Cleanliness. Certain cats may demand that their boxes be cleaned every day (in rare cases, even more frequently), while others may be happy to go a week or more between scooping. In general, daily maintenance, even with a clumping litter, is recommended.
Location. An ideal litter box location is both protected and accessible. When entering and exiting the box, the cat should have every opportunity to avoid ambush from other cats, dogs and children.
How many? The number of boxes is determined by the number of cats in the household. Feline behaviorists generally recommend the number of boxes be equal to the number of cats plus one, e.g., two cats should have three litter boxes.

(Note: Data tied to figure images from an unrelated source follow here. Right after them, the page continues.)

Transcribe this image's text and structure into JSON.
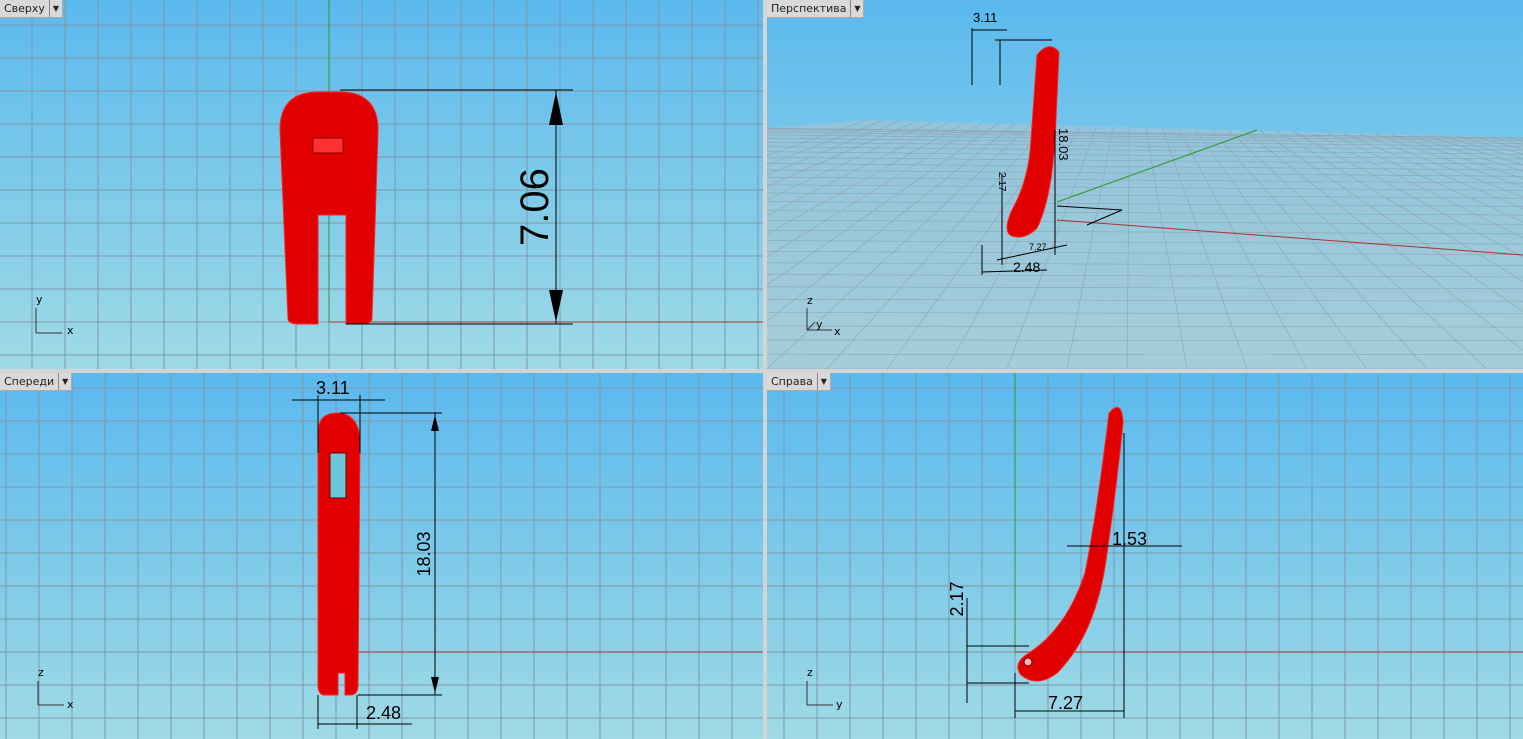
{
  "viewports": {
    "top": {
      "label": "Сверху",
      "dimension": "7.06",
      "axes": [
        "y",
        "x"
      ]
    },
    "perspective": {
      "label": "Перспектива",
      "dimensions": [
        "3.11",
        "18.03",
        "2.17",
        "7.27",
        "2.48"
      ],
      "axes": [
        "z",
        "y",
        "x"
      ]
    },
    "front": {
      "label": "Спереди",
      "dimensions": [
        "3.11",
        "18.03",
        "2.48"
      ],
      "axes": [
        "z",
        "x"
      ]
    },
    "right": {
      "label": "Справа",
      "dimensions": [
        "1.53",
        "2.17",
        "7.27"
      ],
      "axes": [
        "z",
        "y"
      ]
    }
  },
  "colors": {
    "object": "#ff0000",
    "x_axis": "#b03030",
    "y_axis": "#2a9a2a",
    "grid": "#8a9aa6"
  }
}
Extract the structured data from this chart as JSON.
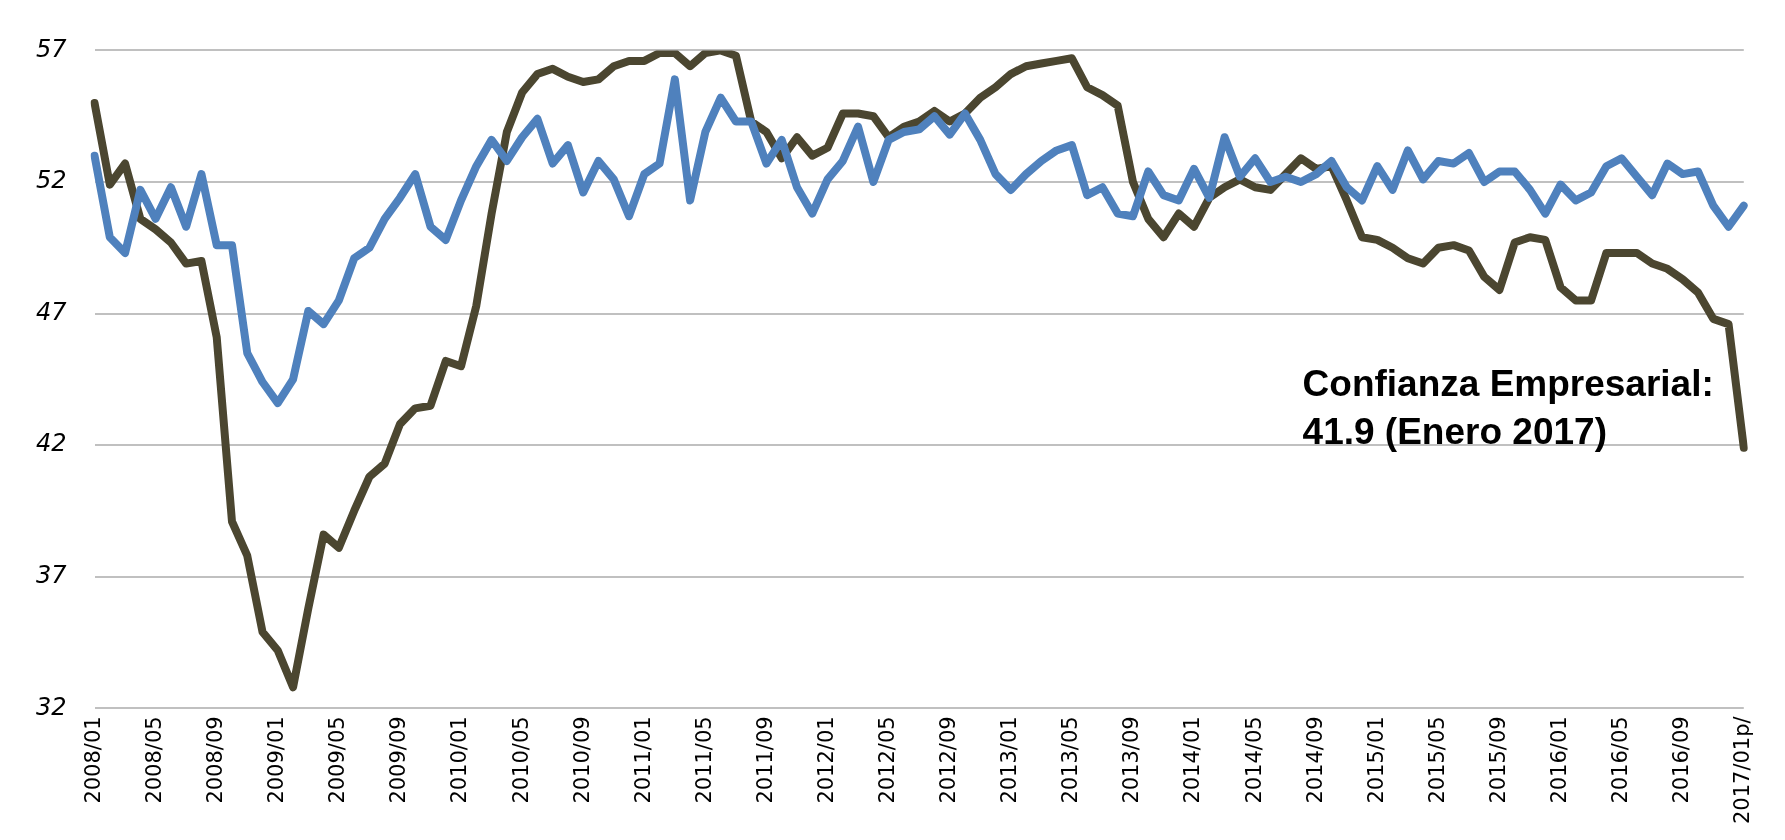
{
  "chart_data": {
    "type": "line",
    "categories": [
      "2008/01",
      null,
      null,
      null,
      "2008/05",
      null,
      null,
      null,
      "2008/09",
      null,
      null,
      null,
      "2009/01",
      null,
      null,
      null,
      "2009/05",
      null,
      null,
      null,
      "2009/09",
      null,
      null,
      null,
      "2010/01",
      null,
      null,
      null,
      "2010/05",
      null,
      null,
      null,
      "2010/09",
      null,
      null,
      null,
      "2011/01",
      null,
      null,
      null,
      "2011/05",
      null,
      null,
      null,
      "2011/09",
      null,
      null,
      null,
      "2012/01",
      null,
      null,
      null,
      "2012/05",
      null,
      null,
      null,
      "2012/09",
      null,
      null,
      null,
      "2013/01",
      null,
      null,
      null,
      "2013/05",
      null,
      null,
      null,
      "2013/09",
      null,
      null,
      null,
      "2014/01",
      null,
      null,
      null,
      "2014/05",
      null,
      null,
      null,
      "2014/09",
      null,
      null,
      null,
      "2015/01",
      null,
      null,
      null,
      "2015/05",
      null,
      null,
      null,
      "2015/09",
      null,
      null,
      null,
      "2016/01",
      null,
      null,
      null,
      "2016/05",
      null,
      null,
      null,
      "2016/09",
      null,
      null,
      null,
      "2017/01p/"
    ],
    "series": [
      {
        "color": "#4f81bd",
        "values": [
          53.0,
          49.9,
          49.3,
          51.7,
          50.6,
          51.8,
          50.3,
          52.3,
          49.6,
          49.6,
          45.5,
          44.4,
          43.6,
          44.5,
          47.1,
          46.6,
          47.5,
          49.1,
          49.5,
          50.6,
          51.4,
          52.3,
          50.3,
          49.8,
          51.3,
          52.6,
          53.6,
          52.8,
          53.7,
          54.4,
          52.7,
          53.4,
          51.6,
          52.8,
          52.1,
          50.7,
          52.3,
          52.7,
          55.9,
          51.3,
          53.9,
          55.2,
          54.3,
          54.3,
          52.7,
          53.6,
          51.8,
          50.8,
          52.1,
          52.8,
          54.1,
          52.0,
          53.6,
          53.9,
          54.0,
          54.5,
          53.8,
          54.6,
          53.6,
          52.3,
          51.7,
          52.3,
          52.8,
          53.2,
          53.4,
          51.5,
          51.8,
          50.8,
          50.7,
          52.4,
          51.5,
          51.3,
          52.5,
          51.4,
          53.7,
          52.2,
          52.9,
          52.0,
          52.2,
          52.0,
          52.3,
          52.8,
          51.8,
          51.3,
          52.6,
          51.7,
          53.2,
          52.1,
          52.8,
          52.7,
          53.1,
          52.0,
          52.4,
          52.4,
          51.7,
          50.8,
          51.9,
          51.3,
          51.6,
          52.6,
          52.9,
          52.2,
          51.5,
          52.7,
          52.3,
          52.4,
          51.1,
          50.3,
          51.1
        ]
      },
      {
        "color": "#4b4630",
        "values": [
          55.0,
          51.9,
          52.7,
          50.6,
          50.2,
          49.7,
          48.9,
          49.0,
          46.1,
          39.1,
          37.8,
          34.9,
          34.2,
          32.8,
          35.8,
          38.6,
          38.1,
          39.5,
          40.8,
          41.3,
          42.8,
          43.4,
          43.5,
          45.2,
          45.0,
          47.3,
          50.8,
          53.9,
          55.4,
          56.1,
          56.3,
          56.0,
          55.8,
          55.9,
          56.4,
          56.6,
          56.6,
          56.9,
          56.9,
          56.4,
          56.9,
          57.0,
          56.8,
          54.3,
          53.9,
          52.9,
          53.7,
          53.0,
          53.3,
          54.6,
          54.6,
          54.5,
          53.7,
          54.1,
          54.3,
          54.7,
          54.3,
          54.6,
          55.2,
          55.6,
          56.1,
          56.4,
          56.5,
          56.6,
          56.7,
          55.6,
          55.3,
          54.9,
          52.0,
          50.6,
          49.9,
          50.8,
          50.3,
          51.4,
          51.8,
          52.1,
          51.8,
          51.7,
          52.3,
          52.9,
          52.5,
          52.6,
          51.3,
          49.9,
          49.8,
          49.5,
          49.1,
          48.9,
          49.5,
          49.6,
          49.4,
          48.4,
          47.9,
          49.7,
          49.9,
          49.8,
          48.0,
          47.5,
          47.5,
          49.3,
          49.3,
          49.3,
          48.9,
          48.7,
          48.3,
          47.8,
          46.8,
          46.6,
          41.9
        ]
      }
    ],
    "ylim": [
      32,
      57
    ],
    "yticks": [
      32,
      37,
      42,
      47,
      52,
      57
    ],
    "grid": "y",
    "legend": false,
    "line_style": "solid",
    "annotations": [
      {
        "text": "Confianza Empresarial:\n41.9 (Enero 2017)",
        "x": "2017/01p/",
        "y": 41.9
      }
    ]
  }
}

A rainbow of litter possibilities. Cats have preferences and choices for litter that range from large pellet to clumping granule to soft shred, made from potato to pine to green tea. Mud Bay staff can help you find a litter that might suit your cat to a tee.
If a cat stops using the litter box. If a cat suddenly stops using the litter box and begins to urinate in other areas of the house, it’s often a first sign of Feline Lower Urinary Tract Disorder, kidney disease or diabetes. When litter box behavior changes for no apparent reason, it's a good idea to visit a veterinarian to rule out possible medical causes.
We’re not veterinarians. Mud Bay staff are well educated, and our writing is well-researched, but neither the advice of a Mud Bay staff member nor reading Mud Bay's written materials can substitute for visiting a veterinarian. We offer carefully chosen, natural solutions, but we believe that veterinary conditions should be diagnosed and treated by professionals.